普通なら平日の唯一の休みの日であるこの日を喜ぶべきであるのだろうけど俺の心は曇っていた。

「せっかく先輩との距離も縮まりかけていたのに……」

 一日会わないだけで関係がリセットされてしまったら……

 そんな根拠もない漠然とした不安に駆られる。

 無意識に溜息が漏れる。

 なんでこのタイミングで休みなんだ…

 しかも今朝がた葉音先輩から届いたメールには部活も休みだから桜ヶ岡先輩の特訓も休みにするという旨の内容が書かれていた。なんでも『心の休息も必要だよ!』ということらしい。

 一週間ぶりの何もない休み。

 部活がなくても葉音先輩なら特訓をすると言うだろうと考えてたため放課後の予定を空けていた。だから、急にないと言われても……

 今日のために積読していた本もゲームも片づけた。

 本当に今日はどうしよう。アニメショップにでも行こうかな…

 それとも今まで読んだ本を再読しようか…

「はぁ……」

 無気力を感じ、再びため息が漏れる。


「なーに、昼飯も食べないでため息ついてんだ?早くしないと昼休み終わるぞ?」

 顔を上げてその声の主を確認しなくても誰だかは分かった。

 隣のクラスにいるはずの幼馴染はそのまま俺の一つ前の席に座り、パンか何かの袋を空けた。

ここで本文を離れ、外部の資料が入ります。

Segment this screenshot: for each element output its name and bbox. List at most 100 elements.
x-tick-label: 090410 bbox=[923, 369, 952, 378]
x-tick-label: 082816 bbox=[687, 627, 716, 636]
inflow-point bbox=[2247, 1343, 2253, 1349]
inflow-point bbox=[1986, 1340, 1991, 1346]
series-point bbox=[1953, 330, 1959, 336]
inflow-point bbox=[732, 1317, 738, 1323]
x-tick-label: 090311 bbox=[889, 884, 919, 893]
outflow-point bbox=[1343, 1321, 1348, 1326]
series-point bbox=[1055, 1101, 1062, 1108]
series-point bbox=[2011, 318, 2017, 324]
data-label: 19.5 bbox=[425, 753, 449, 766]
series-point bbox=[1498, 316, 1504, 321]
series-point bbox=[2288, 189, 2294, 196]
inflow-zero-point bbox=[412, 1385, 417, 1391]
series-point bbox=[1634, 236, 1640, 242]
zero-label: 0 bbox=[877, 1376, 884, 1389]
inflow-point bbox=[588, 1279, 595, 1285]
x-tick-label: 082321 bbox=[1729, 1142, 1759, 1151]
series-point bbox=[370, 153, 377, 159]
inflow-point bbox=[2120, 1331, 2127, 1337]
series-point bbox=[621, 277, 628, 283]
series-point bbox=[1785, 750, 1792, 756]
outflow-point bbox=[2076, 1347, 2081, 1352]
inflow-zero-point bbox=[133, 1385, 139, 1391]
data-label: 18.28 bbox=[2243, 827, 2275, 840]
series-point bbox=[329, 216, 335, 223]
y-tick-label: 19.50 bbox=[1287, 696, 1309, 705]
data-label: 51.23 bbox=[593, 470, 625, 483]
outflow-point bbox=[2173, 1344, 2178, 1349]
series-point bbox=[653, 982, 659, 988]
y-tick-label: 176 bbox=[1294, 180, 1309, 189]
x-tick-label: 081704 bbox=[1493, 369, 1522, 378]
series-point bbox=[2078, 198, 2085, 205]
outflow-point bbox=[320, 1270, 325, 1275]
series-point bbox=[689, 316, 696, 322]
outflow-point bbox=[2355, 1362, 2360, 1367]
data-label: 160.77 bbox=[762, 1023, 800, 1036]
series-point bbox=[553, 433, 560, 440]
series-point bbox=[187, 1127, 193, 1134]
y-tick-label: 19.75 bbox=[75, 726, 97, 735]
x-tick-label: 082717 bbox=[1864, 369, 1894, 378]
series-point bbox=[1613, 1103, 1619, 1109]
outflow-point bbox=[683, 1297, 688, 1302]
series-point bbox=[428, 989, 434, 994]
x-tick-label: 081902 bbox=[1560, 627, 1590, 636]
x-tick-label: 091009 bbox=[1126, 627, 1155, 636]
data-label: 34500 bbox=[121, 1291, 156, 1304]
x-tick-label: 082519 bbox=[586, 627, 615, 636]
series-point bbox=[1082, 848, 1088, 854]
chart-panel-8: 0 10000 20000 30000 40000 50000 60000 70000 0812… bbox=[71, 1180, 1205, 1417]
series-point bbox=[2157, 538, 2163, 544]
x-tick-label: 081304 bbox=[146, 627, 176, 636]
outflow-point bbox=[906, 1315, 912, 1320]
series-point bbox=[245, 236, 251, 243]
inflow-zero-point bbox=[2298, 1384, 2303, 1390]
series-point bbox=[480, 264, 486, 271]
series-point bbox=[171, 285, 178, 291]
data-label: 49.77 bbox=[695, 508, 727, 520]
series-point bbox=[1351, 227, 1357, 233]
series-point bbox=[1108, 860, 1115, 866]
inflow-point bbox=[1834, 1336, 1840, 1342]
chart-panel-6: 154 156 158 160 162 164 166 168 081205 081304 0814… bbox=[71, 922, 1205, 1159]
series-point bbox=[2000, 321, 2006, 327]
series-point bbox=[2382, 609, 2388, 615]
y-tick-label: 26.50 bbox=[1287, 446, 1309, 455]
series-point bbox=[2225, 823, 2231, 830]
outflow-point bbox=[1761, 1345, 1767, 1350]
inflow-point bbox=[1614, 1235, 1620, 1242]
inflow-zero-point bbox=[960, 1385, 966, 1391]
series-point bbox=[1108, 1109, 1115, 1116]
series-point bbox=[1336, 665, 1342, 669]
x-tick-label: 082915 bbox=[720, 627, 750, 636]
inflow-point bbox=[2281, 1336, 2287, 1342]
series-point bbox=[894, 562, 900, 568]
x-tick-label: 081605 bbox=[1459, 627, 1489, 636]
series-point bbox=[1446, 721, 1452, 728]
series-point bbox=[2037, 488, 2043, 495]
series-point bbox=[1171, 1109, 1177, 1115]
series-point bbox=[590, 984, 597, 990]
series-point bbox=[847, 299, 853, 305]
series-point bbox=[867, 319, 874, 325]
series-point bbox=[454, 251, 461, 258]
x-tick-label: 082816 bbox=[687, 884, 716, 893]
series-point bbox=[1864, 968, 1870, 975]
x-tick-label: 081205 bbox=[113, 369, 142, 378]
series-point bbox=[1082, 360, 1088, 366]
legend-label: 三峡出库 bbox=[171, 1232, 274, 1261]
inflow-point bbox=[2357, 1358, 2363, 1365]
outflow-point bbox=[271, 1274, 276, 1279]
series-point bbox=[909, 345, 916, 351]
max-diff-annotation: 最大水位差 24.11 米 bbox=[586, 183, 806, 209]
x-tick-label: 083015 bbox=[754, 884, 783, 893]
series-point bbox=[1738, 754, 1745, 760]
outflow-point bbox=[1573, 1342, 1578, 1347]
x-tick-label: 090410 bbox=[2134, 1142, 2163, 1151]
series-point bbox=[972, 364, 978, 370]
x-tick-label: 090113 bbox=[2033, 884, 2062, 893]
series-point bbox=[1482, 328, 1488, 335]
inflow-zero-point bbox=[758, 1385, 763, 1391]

「ほっといてくれ。俺は今日の暇な放課後の過ごし方について考えてんだから。お前みたいな忙しいやつに俺の気持ちが分かってたまるか。」

「また意味の分からんことを……っていうか今日お前暇なの?だったら久しぶりに遊びに行かね?」

 はぁ?なんでサッカー部の一年エース様が今日の放課後に暇してんだよ。

「…サボりか?」

「ちげーよ!!サボったら先輩に殺されるって!今日は休みなの!今日二年生は職業体験学習で顧問も引率でついて行ってるから自主練。」

「自主練=休みってこと?」

 頭をあげてジト目を向ける。

 すると達也はコロッケパンを口にくわえながら『うっ』っと身じろぎした。

「ちゃんと練習するって!でもたまには休息も必要だろ!な?暇ならあそぼーぜ!」

「まあ、お前がそう言うならいいけど。俺はサッカー部の事情には関係ないし。」

「お前たまに俺に冷たくない!?」

「で?どこ行く?」

 机に置かれたパンの袋を空けかぶりつく。

「無視かよ!?」

違う、無視ではない。このままこの話と続けても終点が付かなくなると判断しただけだ。

達也の文句を聞き流しながらパンをもぐもぐと咀嚼する。

さすが購買の数量限定メニュー。

初めて食べたがこれが人気な理由も分かる気がする。

「なあ…」

 そこで達也が俺を見つめる。その表情は真剣そのものだ。

 少しふわっとした短髪、部活のときはコンタクトだが今は淵の太い黒の眼鏡を掛けている。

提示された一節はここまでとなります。